From Modern Mythcraft to Magical Surrealism

The Myths and Legends Behind Christmas

Hanukkah

Hanukkah (the Festival of Lights) is another December holiday whose celebration commemorates a much earlier series of events, this time recorded in the two Apocryphal books of the Maccabees. According to the story, when Judah Maccabee, leader of the Jewish revolt against Seleucid (Syrian) occupation, and his brothers drove the Seleucid king Antiochus IV out of Israel in 165 BCE, they also reclaimed and cleansed the Temple of Solomon. Unfortunately, there was only enough oil left to light the menorah for one day. During the eight days that it took to press and consecrate more oil, the menorah miraculously continued to burn.

Hanukkah may also represent the martyrdom of a woman named Hannah and her sons for refusing to abandon their faith under Seleucid rule. Some historians also believe that it may have been the delayed celebration of Sukkot and Shemini Atzeret. Hanukkah is celebrated for eight days after the 25th of the Hebrew month of Kislev (late November or early December), while Sukkot/Shemini Atzeret were celebrated in late September or early October.

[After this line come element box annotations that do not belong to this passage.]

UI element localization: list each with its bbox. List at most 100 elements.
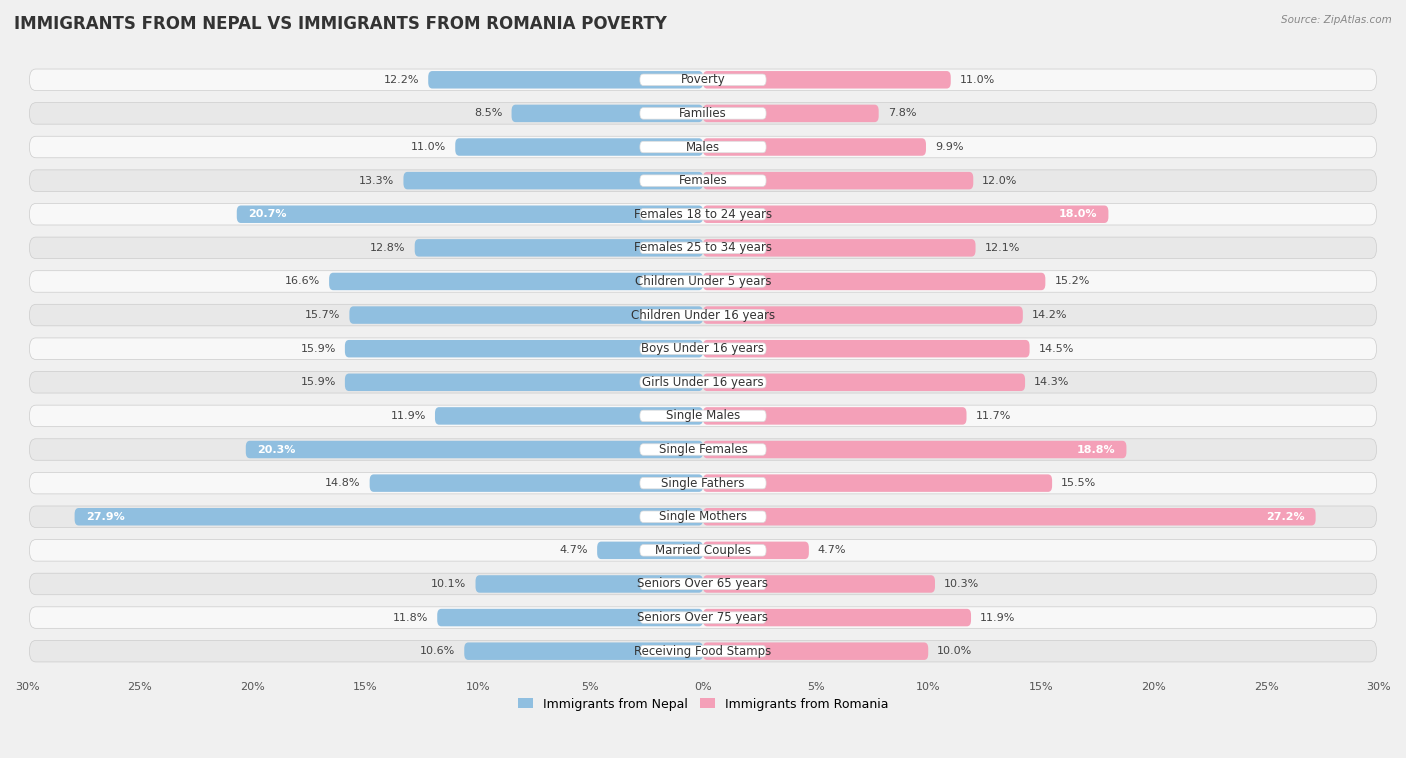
Text: 11.0%: 11.0%: [960, 75, 995, 85]
Text: 20.3%: 20.3%: [257, 444, 295, 455]
FancyBboxPatch shape: [640, 141, 766, 152]
Text: Single Females: Single Females: [658, 443, 748, 456]
Text: Females: Females: [679, 174, 727, 187]
FancyBboxPatch shape: [640, 343, 766, 355]
Text: 15.5%: 15.5%: [1062, 478, 1097, 488]
FancyBboxPatch shape: [512, 105, 703, 122]
FancyBboxPatch shape: [640, 511, 766, 522]
FancyBboxPatch shape: [30, 573, 1376, 595]
FancyBboxPatch shape: [703, 575, 935, 593]
FancyBboxPatch shape: [30, 170, 1376, 191]
FancyBboxPatch shape: [434, 407, 703, 424]
FancyBboxPatch shape: [464, 643, 703, 660]
Text: Children Under 16 years: Children Under 16 years: [631, 309, 775, 321]
FancyBboxPatch shape: [30, 69, 1376, 90]
Text: 15.2%: 15.2%: [1054, 277, 1090, 287]
FancyBboxPatch shape: [640, 242, 766, 254]
FancyBboxPatch shape: [236, 205, 703, 223]
Text: Females 18 to 24 years: Females 18 to 24 years: [634, 208, 772, 221]
FancyBboxPatch shape: [703, 138, 927, 155]
Text: 9.9%: 9.9%: [935, 142, 963, 152]
FancyBboxPatch shape: [703, 71, 950, 89]
Text: Females 25 to 34 years: Females 25 to 34 years: [634, 241, 772, 255]
Text: 12.0%: 12.0%: [983, 176, 1018, 186]
Text: 20.7%: 20.7%: [247, 209, 287, 219]
FancyBboxPatch shape: [703, 205, 1108, 223]
Text: Children Under 5 years: Children Under 5 years: [634, 275, 772, 288]
FancyBboxPatch shape: [640, 175, 766, 186]
FancyBboxPatch shape: [456, 138, 703, 155]
FancyBboxPatch shape: [30, 506, 1376, 528]
Text: 11.8%: 11.8%: [392, 612, 429, 622]
FancyBboxPatch shape: [30, 405, 1376, 427]
Text: 11.9%: 11.9%: [391, 411, 426, 421]
FancyBboxPatch shape: [30, 540, 1376, 561]
FancyBboxPatch shape: [30, 439, 1376, 460]
Text: 12.2%: 12.2%: [384, 75, 419, 85]
FancyBboxPatch shape: [703, 273, 1045, 290]
FancyBboxPatch shape: [475, 575, 703, 593]
Text: 13.3%: 13.3%: [359, 176, 395, 186]
FancyBboxPatch shape: [703, 172, 973, 190]
FancyBboxPatch shape: [598, 542, 703, 559]
FancyBboxPatch shape: [640, 309, 766, 321]
Text: Source: ZipAtlas.com: Source: ZipAtlas.com: [1281, 15, 1392, 25]
Text: 8.5%: 8.5%: [474, 108, 502, 118]
Text: Seniors Over 75 years: Seniors Over 75 years: [637, 611, 769, 624]
Text: Single Males: Single Males: [666, 409, 740, 422]
FancyBboxPatch shape: [349, 306, 703, 324]
Text: 15.9%: 15.9%: [301, 377, 336, 387]
FancyBboxPatch shape: [640, 545, 766, 556]
FancyBboxPatch shape: [30, 338, 1376, 359]
FancyBboxPatch shape: [344, 374, 703, 391]
Text: 4.7%: 4.7%: [818, 545, 846, 556]
Text: Families: Families: [679, 107, 727, 120]
FancyBboxPatch shape: [640, 410, 766, 421]
FancyBboxPatch shape: [703, 374, 1025, 391]
FancyBboxPatch shape: [640, 443, 766, 456]
Text: 14.8%: 14.8%: [325, 478, 361, 488]
Text: 16.6%: 16.6%: [285, 277, 321, 287]
Text: Poverty: Poverty: [681, 74, 725, 86]
FancyBboxPatch shape: [703, 440, 1126, 459]
FancyBboxPatch shape: [75, 508, 703, 525]
FancyBboxPatch shape: [30, 237, 1376, 258]
Text: Seniors Over 65 years: Seniors Over 65 years: [637, 578, 769, 590]
Text: 12.8%: 12.8%: [370, 243, 406, 253]
FancyBboxPatch shape: [30, 472, 1376, 494]
Text: 12.1%: 12.1%: [984, 243, 1019, 253]
Text: 14.5%: 14.5%: [1039, 343, 1074, 354]
FancyBboxPatch shape: [703, 609, 972, 626]
Text: 10.6%: 10.6%: [420, 646, 456, 656]
FancyBboxPatch shape: [703, 340, 1029, 358]
Text: Single Mothers: Single Mothers: [659, 510, 747, 523]
Text: Married Couples: Married Couples: [655, 543, 751, 557]
FancyBboxPatch shape: [640, 578, 766, 590]
FancyBboxPatch shape: [640, 377, 766, 388]
FancyBboxPatch shape: [640, 108, 766, 119]
Text: Males: Males: [686, 140, 720, 154]
Text: Girls Under 16 years: Girls Under 16 years: [643, 376, 763, 389]
FancyBboxPatch shape: [703, 306, 1022, 324]
Text: 11.7%: 11.7%: [976, 411, 1011, 421]
FancyBboxPatch shape: [404, 172, 703, 190]
Text: 4.7%: 4.7%: [560, 545, 588, 556]
Text: 18.0%: 18.0%: [1059, 209, 1097, 219]
FancyBboxPatch shape: [30, 607, 1376, 628]
FancyBboxPatch shape: [344, 340, 703, 358]
FancyBboxPatch shape: [703, 407, 966, 424]
FancyBboxPatch shape: [640, 208, 766, 220]
Text: 15.9%: 15.9%: [301, 343, 336, 354]
FancyBboxPatch shape: [640, 276, 766, 287]
Text: Receiving Food Stamps: Receiving Food Stamps: [634, 645, 772, 658]
Text: 18.8%: 18.8%: [1077, 444, 1115, 455]
FancyBboxPatch shape: [30, 271, 1376, 293]
FancyBboxPatch shape: [640, 612, 766, 623]
Text: 11.9%: 11.9%: [980, 612, 1015, 622]
FancyBboxPatch shape: [703, 239, 976, 257]
Legend: Immigrants from Nepal, Immigrants from Romania: Immigrants from Nepal, Immigrants from R…: [513, 693, 893, 716]
Text: 27.9%: 27.9%: [86, 512, 125, 522]
Text: 14.2%: 14.2%: [1032, 310, 1067, 320]
Text: Boys Under 16 years: Boys Under 16 years: [641, 342, 765, 356]
FancyBboxPatch shape: [703, 542, 808, 559]
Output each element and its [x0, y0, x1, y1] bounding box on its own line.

2 Maccabees doesn’t specifically mention the festival, though the Talmud does. However, the festival was definitely being celebrated by the first century CE, as it is mentioned by the Jewish historian Josephus.

Kwanzaa

Kwanzaa, an African-American festival celebrating the harvest, is the youngest of the formally recognized festivals in the Christmas season. Celebrated from December 26 to January 1, Kwanzaa was created in 1966 by Dr. Maulana Karenga, an African-American activist author. Intended as a cultural rather than a religious festival, Kwanzaa exists to celebrate African-American traditions via harvest festivals from northeastern Africa.

Kwanzaa has attracted controversy as a “made-up” festival connected to Pan-Africanism. The festival does reflect the rather odd tendency to see all African culture as East African and Swahili-based (most African-Americans originally came from West Africa, which has quite different traditions). Also, the placing of the festival at the end of December is incongruous–this would put it near the beginning of the Dry Season in SubSaharan Africa, not a time when anyone would be harvesting things.

That said, it’s hardly the first time someone has syncretized winter traditions from somewhere else for their own usage. And considering that the embarrassing Companions of St Nicholas have only recently been reconsidered as a Christmas tradition, one could say that there just might be a need for something like Kwanzaa to counteract something like Zarte Piet.